Event Planning Checklist Template (Free, Reusable Tracker)

Pre-filled with the example below. Download it as CSV or Excel, or copy it, then make it your own.
An event planning checklist template is the reusable shell you copy for every event: the same phases and the same tracking columns, ready to fill with this event's tasks, owners, and dates. A one-off checklist tells you what to do once. A template is the format you reuse, so each event starts from a working tracker instead of a blank page.
This page gives you the template, a note on each column, and how to use it. It is the format, not the full task list. For the tasks themselves, phase by phase, use the event planning checklist and drop the ones you need into the tracker below.
The event planning checklist template
Copy this into a spreadsheet. Use five columns and group the rows by phase. These rows show the shape and the phase order. They are not the full list; pull the complete set of tasks from the event planning checklist and drop them in.
| Phase | Task | Owner | Due (weeks out) | Status |
|---|---|---|---|---|
| Foundation | Set the goal, date, and budget | 24 | ||
| Foundation | Invite and confirm speakers | 24 | ||
| Foundation | Book the venue and sign the contract | 22 | ||
| Confirm | Confirm vendors, catering, and AV | 10 | ||
| Confirm | Collect speaker bios and headshots | 10 | ||
| Confirm | Open registration and start promotion | 10 | ||
| Final weeks | Collect the final slides | 2 | ||
| Final weeks | Lock the run of show and final headcount | 1 | ||
| Event day | AV check, registration open, brief the team | 0 | ||
| After | Thank-yous, post-event survey, debrief | +1 |
Add a Notes column at the end for anything that does not fit, and a column for cost if you are tracking the budget in the same place.
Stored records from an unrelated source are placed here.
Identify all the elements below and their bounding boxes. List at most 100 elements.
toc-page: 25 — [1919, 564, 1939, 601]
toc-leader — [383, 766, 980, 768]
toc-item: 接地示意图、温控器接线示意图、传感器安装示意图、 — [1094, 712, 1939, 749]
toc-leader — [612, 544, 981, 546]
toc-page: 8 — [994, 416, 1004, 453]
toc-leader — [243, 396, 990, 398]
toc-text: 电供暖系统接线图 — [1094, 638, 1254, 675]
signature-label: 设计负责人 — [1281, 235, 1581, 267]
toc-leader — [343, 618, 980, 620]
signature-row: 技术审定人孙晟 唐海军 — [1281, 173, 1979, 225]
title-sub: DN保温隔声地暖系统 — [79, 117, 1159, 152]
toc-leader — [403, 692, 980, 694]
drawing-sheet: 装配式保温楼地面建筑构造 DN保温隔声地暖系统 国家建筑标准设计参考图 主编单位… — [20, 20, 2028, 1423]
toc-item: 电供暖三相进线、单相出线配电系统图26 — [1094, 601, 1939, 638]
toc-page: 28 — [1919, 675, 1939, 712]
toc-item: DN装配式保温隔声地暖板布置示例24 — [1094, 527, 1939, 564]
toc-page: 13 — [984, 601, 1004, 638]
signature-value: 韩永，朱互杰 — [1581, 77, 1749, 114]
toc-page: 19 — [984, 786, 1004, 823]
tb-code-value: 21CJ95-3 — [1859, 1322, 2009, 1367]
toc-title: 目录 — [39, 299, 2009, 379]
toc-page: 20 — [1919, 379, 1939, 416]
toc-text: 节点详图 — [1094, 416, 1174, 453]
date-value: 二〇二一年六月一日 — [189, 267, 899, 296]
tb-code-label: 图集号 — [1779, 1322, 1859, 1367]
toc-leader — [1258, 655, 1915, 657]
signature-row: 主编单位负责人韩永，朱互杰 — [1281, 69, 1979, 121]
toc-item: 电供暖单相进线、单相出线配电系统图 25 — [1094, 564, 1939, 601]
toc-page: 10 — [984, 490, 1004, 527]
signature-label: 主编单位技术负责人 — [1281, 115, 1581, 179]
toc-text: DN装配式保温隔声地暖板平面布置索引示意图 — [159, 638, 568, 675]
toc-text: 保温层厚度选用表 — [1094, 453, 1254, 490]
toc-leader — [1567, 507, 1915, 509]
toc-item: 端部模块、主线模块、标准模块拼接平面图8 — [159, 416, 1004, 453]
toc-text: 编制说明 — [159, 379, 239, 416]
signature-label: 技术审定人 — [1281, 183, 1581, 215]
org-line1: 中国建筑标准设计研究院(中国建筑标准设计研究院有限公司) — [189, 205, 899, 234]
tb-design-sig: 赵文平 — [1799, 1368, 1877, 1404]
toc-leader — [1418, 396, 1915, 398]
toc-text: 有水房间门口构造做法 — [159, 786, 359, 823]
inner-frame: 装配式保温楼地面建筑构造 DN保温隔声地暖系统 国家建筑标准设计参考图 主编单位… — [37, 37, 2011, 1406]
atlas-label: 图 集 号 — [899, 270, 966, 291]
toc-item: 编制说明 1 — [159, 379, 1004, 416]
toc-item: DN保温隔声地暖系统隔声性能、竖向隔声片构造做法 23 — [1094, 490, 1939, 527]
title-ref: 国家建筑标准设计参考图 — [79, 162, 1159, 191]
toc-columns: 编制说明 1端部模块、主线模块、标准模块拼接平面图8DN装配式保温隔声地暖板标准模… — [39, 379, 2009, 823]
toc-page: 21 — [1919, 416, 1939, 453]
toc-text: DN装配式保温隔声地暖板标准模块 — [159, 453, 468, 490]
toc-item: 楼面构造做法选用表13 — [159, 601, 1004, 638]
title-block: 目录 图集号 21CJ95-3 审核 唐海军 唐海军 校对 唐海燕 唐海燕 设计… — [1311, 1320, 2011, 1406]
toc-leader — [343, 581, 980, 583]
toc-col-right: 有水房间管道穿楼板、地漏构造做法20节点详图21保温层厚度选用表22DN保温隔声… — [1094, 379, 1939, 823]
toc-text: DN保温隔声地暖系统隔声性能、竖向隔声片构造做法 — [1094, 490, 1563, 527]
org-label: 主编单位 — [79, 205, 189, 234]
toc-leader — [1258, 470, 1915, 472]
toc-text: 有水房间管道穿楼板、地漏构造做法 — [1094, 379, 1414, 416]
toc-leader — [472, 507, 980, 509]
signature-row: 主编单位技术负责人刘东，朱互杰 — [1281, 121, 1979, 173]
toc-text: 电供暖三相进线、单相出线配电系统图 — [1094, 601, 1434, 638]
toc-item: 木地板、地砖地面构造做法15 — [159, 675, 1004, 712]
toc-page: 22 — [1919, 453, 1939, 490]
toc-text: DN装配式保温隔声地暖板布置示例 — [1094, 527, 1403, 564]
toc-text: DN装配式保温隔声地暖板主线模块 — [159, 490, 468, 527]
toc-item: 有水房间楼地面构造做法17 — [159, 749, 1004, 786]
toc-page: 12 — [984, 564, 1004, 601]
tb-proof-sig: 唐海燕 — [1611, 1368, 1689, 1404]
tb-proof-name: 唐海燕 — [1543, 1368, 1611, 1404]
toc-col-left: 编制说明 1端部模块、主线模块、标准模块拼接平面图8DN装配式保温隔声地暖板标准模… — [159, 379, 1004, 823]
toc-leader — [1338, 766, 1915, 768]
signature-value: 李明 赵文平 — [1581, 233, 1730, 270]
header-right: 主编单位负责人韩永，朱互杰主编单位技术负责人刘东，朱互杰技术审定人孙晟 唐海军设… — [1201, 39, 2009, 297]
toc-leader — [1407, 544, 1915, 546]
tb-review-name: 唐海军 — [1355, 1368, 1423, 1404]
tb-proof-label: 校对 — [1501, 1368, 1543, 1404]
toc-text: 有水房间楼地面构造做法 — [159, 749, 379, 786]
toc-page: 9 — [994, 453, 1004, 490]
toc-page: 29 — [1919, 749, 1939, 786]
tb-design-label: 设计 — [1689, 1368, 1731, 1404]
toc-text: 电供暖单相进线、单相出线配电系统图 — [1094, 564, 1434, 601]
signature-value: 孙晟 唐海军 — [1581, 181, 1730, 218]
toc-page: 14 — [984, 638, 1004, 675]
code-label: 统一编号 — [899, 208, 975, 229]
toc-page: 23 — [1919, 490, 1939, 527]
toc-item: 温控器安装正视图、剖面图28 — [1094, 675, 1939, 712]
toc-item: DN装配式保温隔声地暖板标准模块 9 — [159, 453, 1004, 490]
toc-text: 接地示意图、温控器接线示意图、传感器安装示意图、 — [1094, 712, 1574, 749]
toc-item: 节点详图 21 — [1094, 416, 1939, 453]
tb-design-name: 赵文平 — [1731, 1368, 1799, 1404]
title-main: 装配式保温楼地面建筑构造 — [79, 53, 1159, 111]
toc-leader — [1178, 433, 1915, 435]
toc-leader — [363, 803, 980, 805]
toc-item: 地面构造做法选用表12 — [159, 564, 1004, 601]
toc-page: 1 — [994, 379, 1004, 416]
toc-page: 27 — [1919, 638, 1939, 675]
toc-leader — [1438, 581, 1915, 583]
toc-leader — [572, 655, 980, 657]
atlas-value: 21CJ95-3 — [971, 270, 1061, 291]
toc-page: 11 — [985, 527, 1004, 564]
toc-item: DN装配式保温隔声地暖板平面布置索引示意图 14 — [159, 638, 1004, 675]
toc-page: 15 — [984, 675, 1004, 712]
The columns, and why each one matters
- Phase. Group rows by stage, from foundation to after the event, so a task due months out does not get buried under this week's.
- Task. One clear action per row. "Sort out catering" is a project; "confirm final menu and headcount with the caterer" is a task.
- Owner. One name per row. A task with no owner is the one that slips between people, so assign every row, even to yourself.
- Due (weeks out). Count back from event day, not a fixed calendar date. Written as weeks out, the same template works for the next event without a rewrite; you convert to real dates once the event date is set.
- Status. Not started, in progress, done, or blocked. "Blocked" is the one to watch, because it usually means a task is waiting on someone else.

How to use it
A tracker only helps if the team actually runs off it.
- Copy it per event and set the real dates. Count back from event day. Say your event is October 14: 24 weeks out is late April, 10 weeks out is early August, and 2 weeks out is the end of September. Fill those dates into the Due column once and the whole timeline is set.
- Give every row an owner, then sort by owner so each person sees their own list.
- Keep one shared copy that everyone updates, rather than personal lists that drift apart. Review the open and blocked rows together each week.
- Watch the collection rows. The tasks that balloon are the ones where you gather files from other people: speaker bios, headshots, and slides, and sponsor logos and documents. You can collect those through one link and see who is still missing without chasing, so one tracker row replaces a folder and a side spreadsheet.